Of course, this is not the cleaner solution envisioned by environmentalists. Under their scenario, increasingly scarce oil would become more expensive, making "green" energy alternatives cost-competitive, leading to even more dramatic cuts in emissions. By contrast, the surge in oil and gas production means the US and the world will remain reliant on fossil fuels for longer than expected.

Governments could step in and encourage that switch toward renewables. Some economists are pushing for a carbon tax in the US that would help make renewables more cost-competitive. The IEA forecasts that a concerted global effort on energy efficiency could cut the growth in global energy demand in half through 2035 and cause oil demand to peak before 2020 and then fall substantially. Global output would rise a cumulative $18 trillion, with the India, China, the US, and Europe reaping the biggest gains.
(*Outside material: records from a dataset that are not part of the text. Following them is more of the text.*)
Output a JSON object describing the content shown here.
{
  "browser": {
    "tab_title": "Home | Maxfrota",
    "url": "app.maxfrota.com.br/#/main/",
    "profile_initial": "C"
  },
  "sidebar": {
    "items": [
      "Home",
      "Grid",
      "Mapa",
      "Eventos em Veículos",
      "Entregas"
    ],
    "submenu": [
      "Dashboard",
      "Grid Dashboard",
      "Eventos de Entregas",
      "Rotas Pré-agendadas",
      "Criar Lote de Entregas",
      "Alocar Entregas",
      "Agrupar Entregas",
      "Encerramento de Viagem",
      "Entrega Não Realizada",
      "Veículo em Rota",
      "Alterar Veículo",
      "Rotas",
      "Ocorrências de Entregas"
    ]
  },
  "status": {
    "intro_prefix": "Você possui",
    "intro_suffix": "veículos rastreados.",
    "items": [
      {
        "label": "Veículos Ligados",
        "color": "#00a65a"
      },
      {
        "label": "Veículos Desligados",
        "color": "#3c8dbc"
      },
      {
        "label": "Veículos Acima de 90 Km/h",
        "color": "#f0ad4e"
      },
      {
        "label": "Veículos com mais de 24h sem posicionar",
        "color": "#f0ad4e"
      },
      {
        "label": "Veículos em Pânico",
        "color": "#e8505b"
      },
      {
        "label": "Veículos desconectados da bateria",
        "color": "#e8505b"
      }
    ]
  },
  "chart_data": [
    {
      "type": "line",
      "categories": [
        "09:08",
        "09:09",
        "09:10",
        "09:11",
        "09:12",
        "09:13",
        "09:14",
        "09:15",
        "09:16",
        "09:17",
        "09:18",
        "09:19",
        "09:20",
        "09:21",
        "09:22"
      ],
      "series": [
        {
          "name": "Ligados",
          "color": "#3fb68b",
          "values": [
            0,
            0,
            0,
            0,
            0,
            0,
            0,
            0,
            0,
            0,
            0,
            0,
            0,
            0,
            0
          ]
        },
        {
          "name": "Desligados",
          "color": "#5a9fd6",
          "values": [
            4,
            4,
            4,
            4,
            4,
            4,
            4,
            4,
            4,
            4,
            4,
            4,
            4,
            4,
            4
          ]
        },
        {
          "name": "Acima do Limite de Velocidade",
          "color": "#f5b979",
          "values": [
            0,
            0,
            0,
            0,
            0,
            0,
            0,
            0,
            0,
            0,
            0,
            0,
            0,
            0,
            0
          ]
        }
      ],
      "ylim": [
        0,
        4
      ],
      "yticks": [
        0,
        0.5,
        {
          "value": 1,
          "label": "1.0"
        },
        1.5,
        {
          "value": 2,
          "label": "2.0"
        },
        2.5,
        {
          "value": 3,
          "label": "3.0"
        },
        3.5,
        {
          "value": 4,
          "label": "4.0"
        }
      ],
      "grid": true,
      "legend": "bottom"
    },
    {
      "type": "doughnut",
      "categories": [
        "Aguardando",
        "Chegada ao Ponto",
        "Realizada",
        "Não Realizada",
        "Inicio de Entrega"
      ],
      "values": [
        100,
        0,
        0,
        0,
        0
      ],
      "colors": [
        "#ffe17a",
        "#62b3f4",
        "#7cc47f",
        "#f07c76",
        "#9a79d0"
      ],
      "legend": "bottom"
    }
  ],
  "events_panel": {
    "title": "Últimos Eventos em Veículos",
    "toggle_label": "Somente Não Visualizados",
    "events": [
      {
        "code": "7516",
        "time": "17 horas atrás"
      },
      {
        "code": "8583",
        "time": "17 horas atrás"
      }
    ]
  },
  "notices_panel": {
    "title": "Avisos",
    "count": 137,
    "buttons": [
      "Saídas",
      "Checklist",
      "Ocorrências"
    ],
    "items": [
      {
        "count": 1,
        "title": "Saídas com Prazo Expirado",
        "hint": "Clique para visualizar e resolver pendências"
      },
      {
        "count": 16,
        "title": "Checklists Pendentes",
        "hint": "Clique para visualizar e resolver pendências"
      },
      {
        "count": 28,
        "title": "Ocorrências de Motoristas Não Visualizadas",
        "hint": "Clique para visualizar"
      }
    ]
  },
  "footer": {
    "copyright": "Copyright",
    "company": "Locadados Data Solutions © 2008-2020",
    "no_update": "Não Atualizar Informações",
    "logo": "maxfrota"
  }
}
While the surge in unconventional oil and gas is expected to deliver many economic benefits, there are at least two things it won't do: 1) lower the price of oil – at least, not singlehandedly; and 2) free the US from its geopolitical commitments to other nations in the Middle East, Europe, or Asia.

"Security always trumps economics in U.S. foreign policy," Goldwyn writes. "The country's commitment to global security and its vulnerability to global oil prices will keep Washington engaged for the foreseeable future."